4.11. Blood Chemistry

Serum alanine aminotransferase (ALT) and aspartate aminotransferase (AST) levels were analyzed using commercial kits (Asan Pharmaceutical, Seoul, Korea).

4.12. Histopathological Examination

The mouse liver tissue samples were fixed in a 10% formalin buffer, embedded in paraffin wax, and cut into 3 μm thick sections, which were stained with hematoxylin and eosin (H&E) for routine examination. To estimate histopathological changes, stained tissue samples were identified under a light microscope. An arbitrary scope was applied to each microscopic field viewed at magnifications of 40–200×.

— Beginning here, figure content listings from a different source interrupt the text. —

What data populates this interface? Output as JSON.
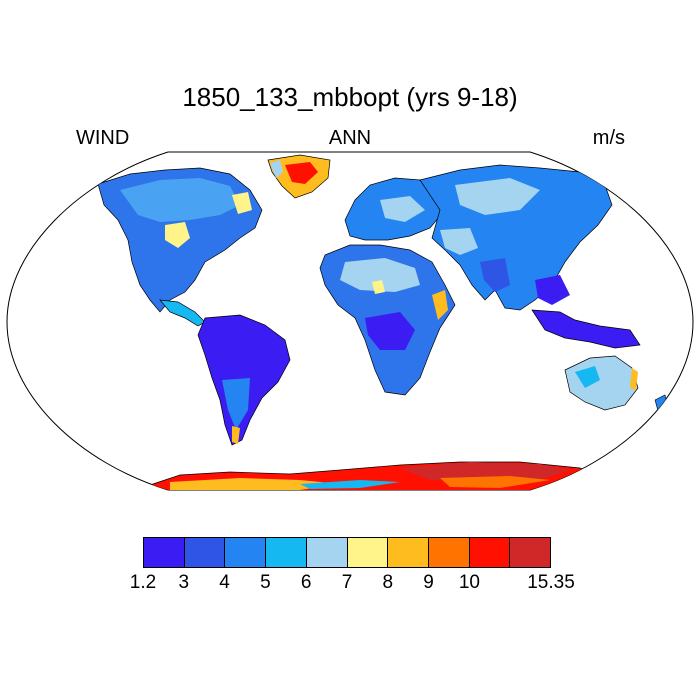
{
  "title": "1850_133_mbbopt (yrs 9-18)",
  "left_label": "WIND",
  "center_label": "ANN",
  "right_label": "m/s",
  "colorbar": {
    "labels": [
      "1.2",
      "3",
      "4",
      "5",
      "6",
      "7",
      "8",
      "9",
      "10",
      "15.35"
    ],
    "colors": [
      "#3b1cf2",
      "#2e55e6",
      "#2384f2",
      "#16b8f2",
      "#a4d4f0",
      "#fff48a",
      "#ffbc1e",
      "#ff7400",
      "#ff1000",
      "#d02828"
    ]
  },
  "map": {
    "projection": "Robinson",
    "ocean_color": "#ffffff",
    "outline_color": "#000000"
  }
}
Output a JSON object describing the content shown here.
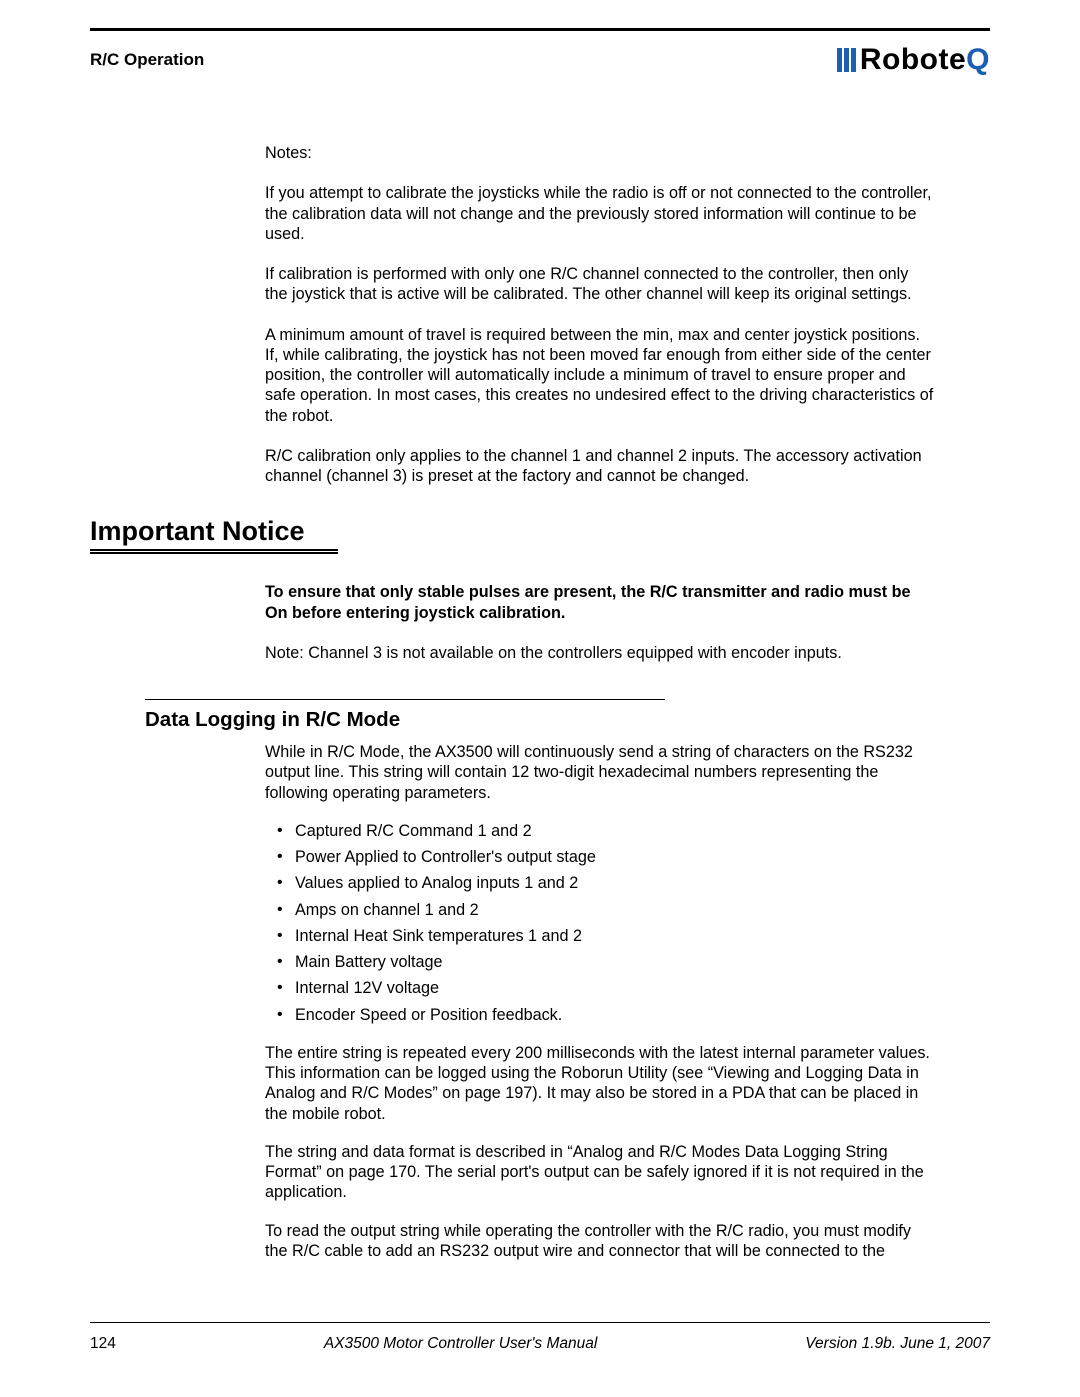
{
  "header": {
    "section_label": "R/C Operation",
    "logo_prefix": "Robote",
    "logo_suffix": "Q",
    "logo_bar_color": "#1a5fb4"
  },
  "notes_label": "Notes:",
  "paragraphs": {
    "p1": "If you attempt to calibrate the joysticks while the radio is off or not connected to the controller, the calibration data will not change and the previously stored information will continue to be used.",
    "p2": "If calibration is performed with only one R/C channel connected to the controller, then only the joystick that is active will be calibrated. The other channel will keep its original settings.",
    "p3": "A minimum amount of travel is required between the min, max and center joystick positions. If, while calibrating, the joystick has not been moved far enough from either side of the center position, the controller will automatically include a minimum of travel to ensure proper and safe operation. In most cases, this creates no undesired effect to the driving characteristics of the robot.",
    "p4": "R/C calibration only applies to the channel 1 and channel 2 inputs. The accessory activation channel (channel 3) is preset at the factory and cannot be changed."
  },
  "notice": {
    "heading": "Important Notice",
    "bold_text": "To ensure that only stable pulses are present, the R/C transmitter and radio must be On before entering joystick calibration.",
    "note_text": "Note: Channel 3 is not available on the controllers equipped with encoder inputs."
  },
  "subsection": {
    "heading": "Data Logging in R/C Mode",
    "intro": "While in R/C Mode, the AX3500 will continuously send a string of characters on the RS232 output line. This string will contain 12 two-digit hexadecimal numbers representing the following operating parameters.",
    "bullets": [
      "Captured R/C Command 1 and 2",
      "Power Applied to Controller's output stage",
      "Values applied to Analog inputs 1 and 2",
      "Amps on channel 1 and 2",
      "Internal Heat Sink temperatures 1 and 2",
      "Main Battery voltage",
      "Internal 12V voltage",
      "Encoder Speed or Position feedback."
    ],
    "p_after_1": "The entire string is repeated every 200 milliseconds with the latest internal parameter values. This information can be logged using the Roborun Utility (see “Viewing and Logging Data in Analog and R/C Modes” on page 197). It may also be stored in a PDA that can be placed in the mobile robot.",
    "p_after_2": "The string and data format is described in “Analog and R/C Modes Data Logging String Format” on page 170. The serial port's output can be safely ignored if it is not required in the application.",
    "p_after_3": "To read the output string while operating the controller with the R/C radio, you must modify the R/C cable to add an RS232 output wire and connector that will be connected to the"
  },
  "footer": {
    "page_number": "124",
    "manual_title": "AX3500 Motor Controller User's Manual",
    "version": "Version 1.9b. June 1, 2007"
  }
}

4.13. Statistical Analysis

One-way analysis of variance (ANOVA) was used to evaluate the statistical significance of the differences among the treatment groups. For each statistically significant treatment effect, the Newman–Keuls test was used for comparisons between multiple group means. The data are expressed as mean ± standard error (S.E.).